If you’re early in the woodworking learning curve, you need to know that amazing cabinetry does not require years of experience.

If you're early in the woodworking learning curve, you need to know that amazing cabinetry does not require years of experience, an arsenal of complicated joinery techniques, or a workshop full of expensive tools. All one really needs is a strong work ethic (building huge built-ins is a big task!), access to some basic tools, and the following "Sawdust Girl Fundamentals."

Do your own cutting

Because large sheet goods and long lumber are cumbersome, difficult to transport, and heavy, it's often tempting to have the lumberyard break down your lumber for you. But unless they are VERY particular about accuracy, trusting your own cuts will save you time in the long run.

My "must-have" tools for cutting: a circular saw with a decent rip guide and a mitersaw. That's it! Well-tuned, the mitersaw handles lumber for face frames while a circ saw set up as shown below cuts sheet goods as accurately as a tablesaw for one-tenth the price.

Equipped with a premium, 40-or-more-tooth blade and a saw guide, a circular saw makes a precise, tear-out-free cut.

Choose simple joinery

Dadoes, rabbets, tongue-and-groove, mortise-and-tenon, dowels, biscuits—these joints require precision, equipment, and skills that may overwhelm a beginner. Instead, opt for simple butt joints, securing them with glue and screws [below]. They're plenty strong for most cabinet applications, especially once they're stiffened by face frames and bolstered by neighboring cabinet boxes.

Self-drilling, multi-material screws, such as these from Spax, prevent splitting while eliminating the time-consuming job of drilling pilot holes.

Use a pocket-hole jig to build and attach face frames to the cabinet. Where it's impossible to build a face frame separately and attach it, I fasten it to the cabinet piece by piece with glue and nails.
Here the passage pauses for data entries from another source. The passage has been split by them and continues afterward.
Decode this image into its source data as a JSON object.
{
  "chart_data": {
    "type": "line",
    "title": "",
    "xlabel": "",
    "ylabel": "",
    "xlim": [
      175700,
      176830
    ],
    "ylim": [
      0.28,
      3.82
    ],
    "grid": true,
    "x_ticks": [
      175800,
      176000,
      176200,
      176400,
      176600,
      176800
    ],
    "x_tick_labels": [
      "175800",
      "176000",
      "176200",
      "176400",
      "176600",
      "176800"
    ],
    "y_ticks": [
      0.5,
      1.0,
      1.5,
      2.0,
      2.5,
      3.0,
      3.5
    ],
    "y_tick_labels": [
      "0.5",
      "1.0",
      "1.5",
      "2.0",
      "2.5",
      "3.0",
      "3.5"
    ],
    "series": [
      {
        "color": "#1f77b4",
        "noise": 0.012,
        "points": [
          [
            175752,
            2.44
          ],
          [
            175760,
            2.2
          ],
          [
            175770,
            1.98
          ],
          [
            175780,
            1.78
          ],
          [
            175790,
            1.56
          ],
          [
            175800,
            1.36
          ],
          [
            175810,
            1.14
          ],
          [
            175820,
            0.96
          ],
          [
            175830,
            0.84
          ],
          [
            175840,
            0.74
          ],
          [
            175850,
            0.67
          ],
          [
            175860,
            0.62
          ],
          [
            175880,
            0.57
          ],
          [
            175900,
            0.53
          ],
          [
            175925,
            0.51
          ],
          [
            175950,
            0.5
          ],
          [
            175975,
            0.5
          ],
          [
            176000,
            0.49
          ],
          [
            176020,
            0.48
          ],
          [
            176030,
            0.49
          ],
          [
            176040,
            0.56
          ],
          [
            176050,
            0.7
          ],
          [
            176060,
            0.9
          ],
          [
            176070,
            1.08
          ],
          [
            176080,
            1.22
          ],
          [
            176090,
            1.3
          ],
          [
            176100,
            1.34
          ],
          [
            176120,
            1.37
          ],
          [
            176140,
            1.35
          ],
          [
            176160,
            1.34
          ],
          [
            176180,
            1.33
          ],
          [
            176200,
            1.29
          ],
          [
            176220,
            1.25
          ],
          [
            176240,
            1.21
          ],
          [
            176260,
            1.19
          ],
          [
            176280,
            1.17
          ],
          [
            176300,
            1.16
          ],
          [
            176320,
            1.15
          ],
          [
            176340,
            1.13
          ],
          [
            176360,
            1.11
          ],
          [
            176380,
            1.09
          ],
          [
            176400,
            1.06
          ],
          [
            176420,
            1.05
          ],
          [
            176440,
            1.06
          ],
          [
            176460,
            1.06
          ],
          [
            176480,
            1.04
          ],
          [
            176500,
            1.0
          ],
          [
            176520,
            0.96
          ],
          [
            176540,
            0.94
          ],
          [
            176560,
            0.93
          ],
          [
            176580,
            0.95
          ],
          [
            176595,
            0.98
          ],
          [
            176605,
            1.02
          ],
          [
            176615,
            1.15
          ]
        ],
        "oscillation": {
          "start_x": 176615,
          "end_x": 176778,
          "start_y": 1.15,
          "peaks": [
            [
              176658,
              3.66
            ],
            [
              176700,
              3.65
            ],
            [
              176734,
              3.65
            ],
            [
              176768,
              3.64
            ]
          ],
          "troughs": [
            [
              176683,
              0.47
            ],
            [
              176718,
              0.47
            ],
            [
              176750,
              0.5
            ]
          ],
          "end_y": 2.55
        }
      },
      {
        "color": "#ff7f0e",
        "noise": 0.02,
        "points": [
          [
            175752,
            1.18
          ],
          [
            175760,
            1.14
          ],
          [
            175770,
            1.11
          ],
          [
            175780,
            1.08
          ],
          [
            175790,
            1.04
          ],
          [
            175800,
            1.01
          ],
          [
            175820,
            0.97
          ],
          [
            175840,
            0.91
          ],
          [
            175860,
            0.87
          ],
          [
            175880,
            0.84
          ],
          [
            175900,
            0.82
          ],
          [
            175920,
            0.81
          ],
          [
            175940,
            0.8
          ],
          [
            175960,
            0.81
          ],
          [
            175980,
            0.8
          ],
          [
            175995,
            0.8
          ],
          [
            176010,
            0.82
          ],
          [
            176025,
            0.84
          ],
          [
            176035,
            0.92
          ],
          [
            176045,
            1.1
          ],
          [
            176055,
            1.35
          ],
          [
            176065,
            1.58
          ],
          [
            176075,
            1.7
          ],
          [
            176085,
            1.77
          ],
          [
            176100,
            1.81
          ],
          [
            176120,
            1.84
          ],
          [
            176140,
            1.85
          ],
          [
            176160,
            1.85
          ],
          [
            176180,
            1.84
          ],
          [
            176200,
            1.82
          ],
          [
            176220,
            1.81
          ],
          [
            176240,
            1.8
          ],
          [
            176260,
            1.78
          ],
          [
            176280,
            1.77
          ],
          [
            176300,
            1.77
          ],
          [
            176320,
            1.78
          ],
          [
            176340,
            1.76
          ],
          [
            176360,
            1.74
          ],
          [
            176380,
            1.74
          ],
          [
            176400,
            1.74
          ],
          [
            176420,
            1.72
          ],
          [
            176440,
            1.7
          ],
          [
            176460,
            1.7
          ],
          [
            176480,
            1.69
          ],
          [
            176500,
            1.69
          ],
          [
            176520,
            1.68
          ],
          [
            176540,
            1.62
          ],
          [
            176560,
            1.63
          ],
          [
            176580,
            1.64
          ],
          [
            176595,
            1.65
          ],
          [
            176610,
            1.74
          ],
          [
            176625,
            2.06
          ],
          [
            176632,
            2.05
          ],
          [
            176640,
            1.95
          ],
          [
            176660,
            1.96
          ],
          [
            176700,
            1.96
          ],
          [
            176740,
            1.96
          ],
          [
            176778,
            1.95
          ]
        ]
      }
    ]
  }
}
Keep things square and level

Two places to avoid skimping: squaring and leveling during assembly and installation.

Out-of-square cabinets cause gaps, leaning, and can weaken the units. Make sure each box is perfectly square before moving on. Corner clamps and right-angle braces [below] double as an extra set of hands while squaring the case during assembly.
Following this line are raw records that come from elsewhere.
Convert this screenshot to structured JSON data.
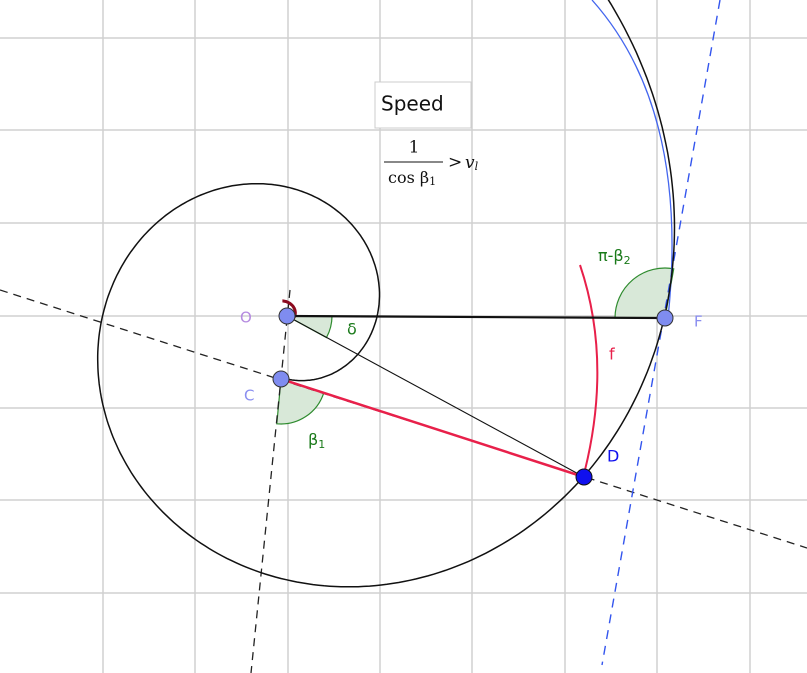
{
  "title_box": {
    "text": "Speed"
  },
  "formula": {
    "numerator": "1",
    "denominator": "cos β",
    "denominator_subscript": "1",
    "relation": ">",
    "rhs": "v",
    "rhs_subscript": "l"
  },
  "points": [
    {
      "label": "O"
    },
    {
      "label": "C"
    },
    {
      "label": "D"
    },
    {
      "label": "F"
    }
  ],
  "angles": [
    {
      "label": "δ"
    },
    {
      "label": "β",
      "subscript": "1"
    },
    {
      "label": "π-β",
      "subscript": "2"
    }
  ],
  "curve_label": "f"
}
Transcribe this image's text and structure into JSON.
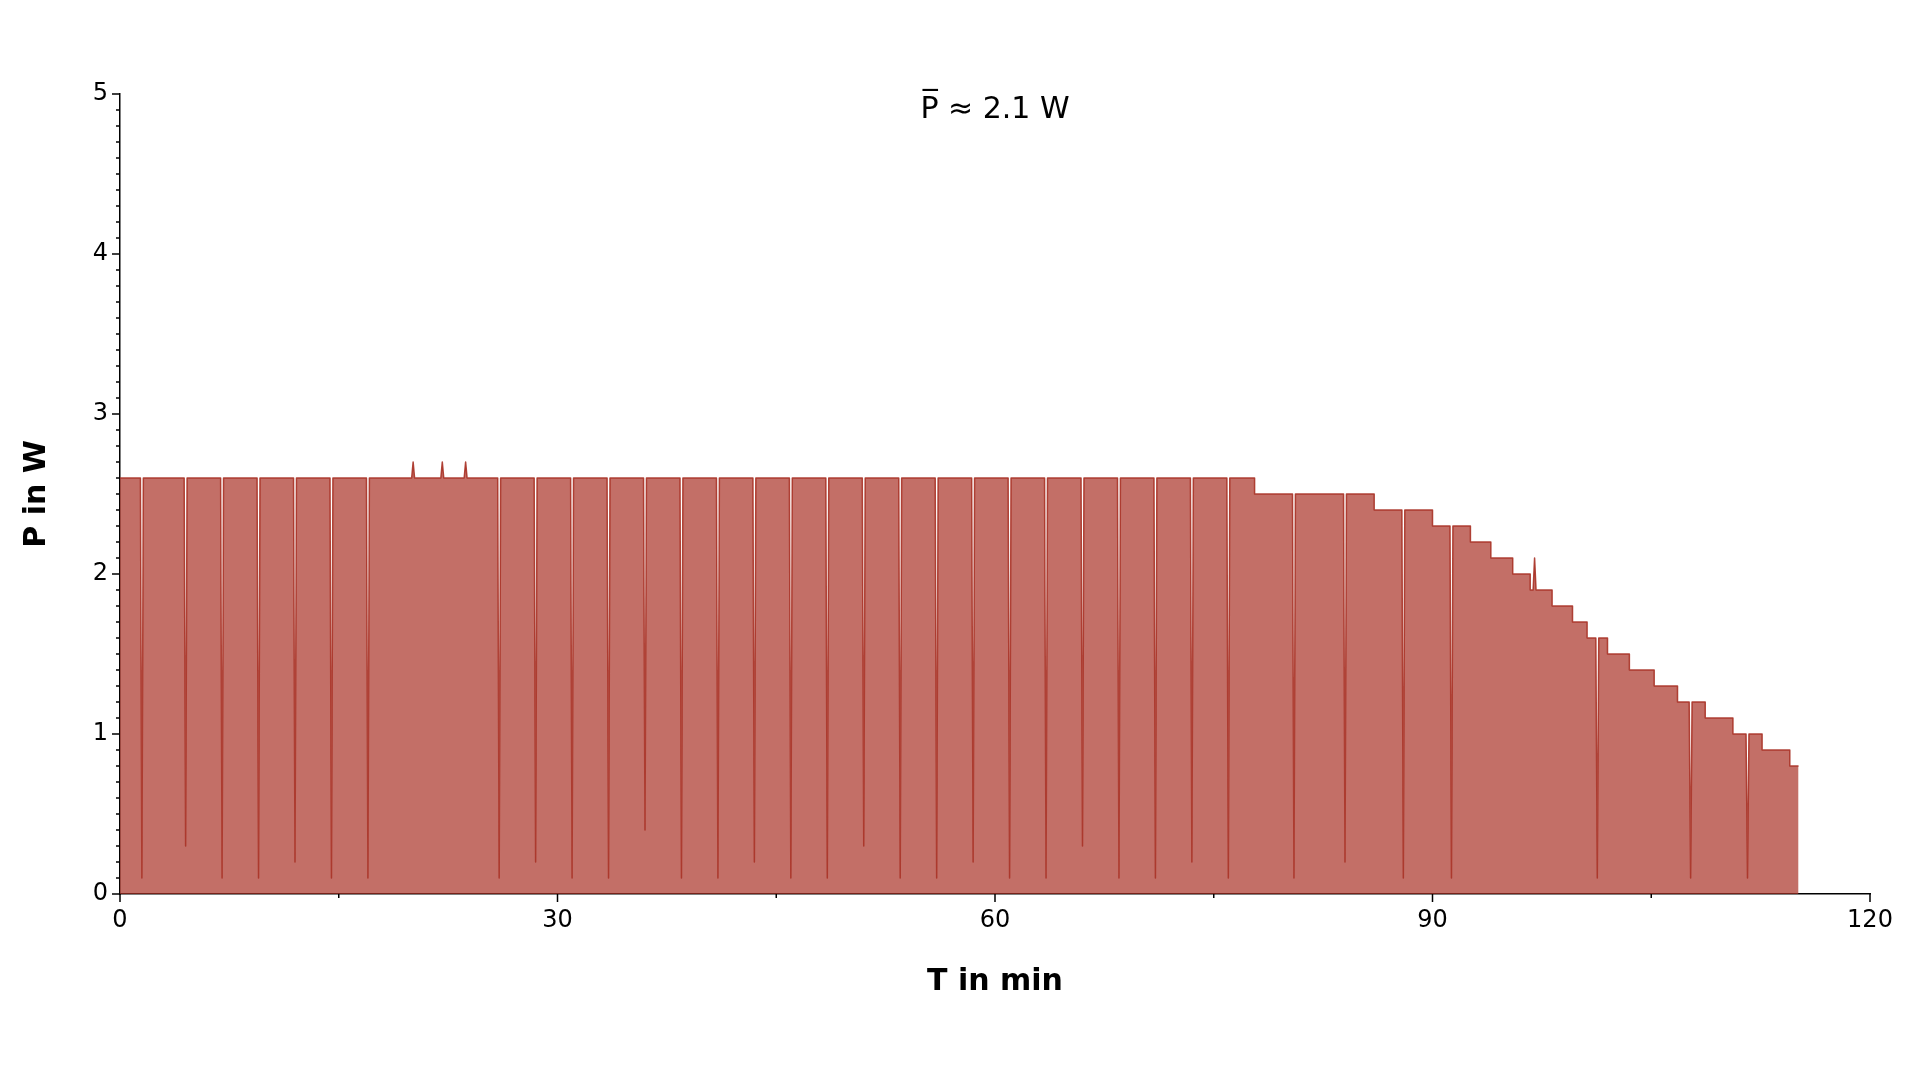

Build your own right-angle braces, such as this one from woodmagazine.com/brace, to hold large workpieces square during assembly.

Installing your built-ins perfectly level is just as important. Level and plumb your cabinets in every direction. You might have to get "shim-happy" but that's OK! No house is exactly level; there will be imperfections in your floors, walls, and ceiling. So use as many shims as you need.

Once you've built some confidence in these basic skills, you'll be ready to take on an entire houseful of amazing built-ins. Now if you'll excuse me, I have some cabinets to build!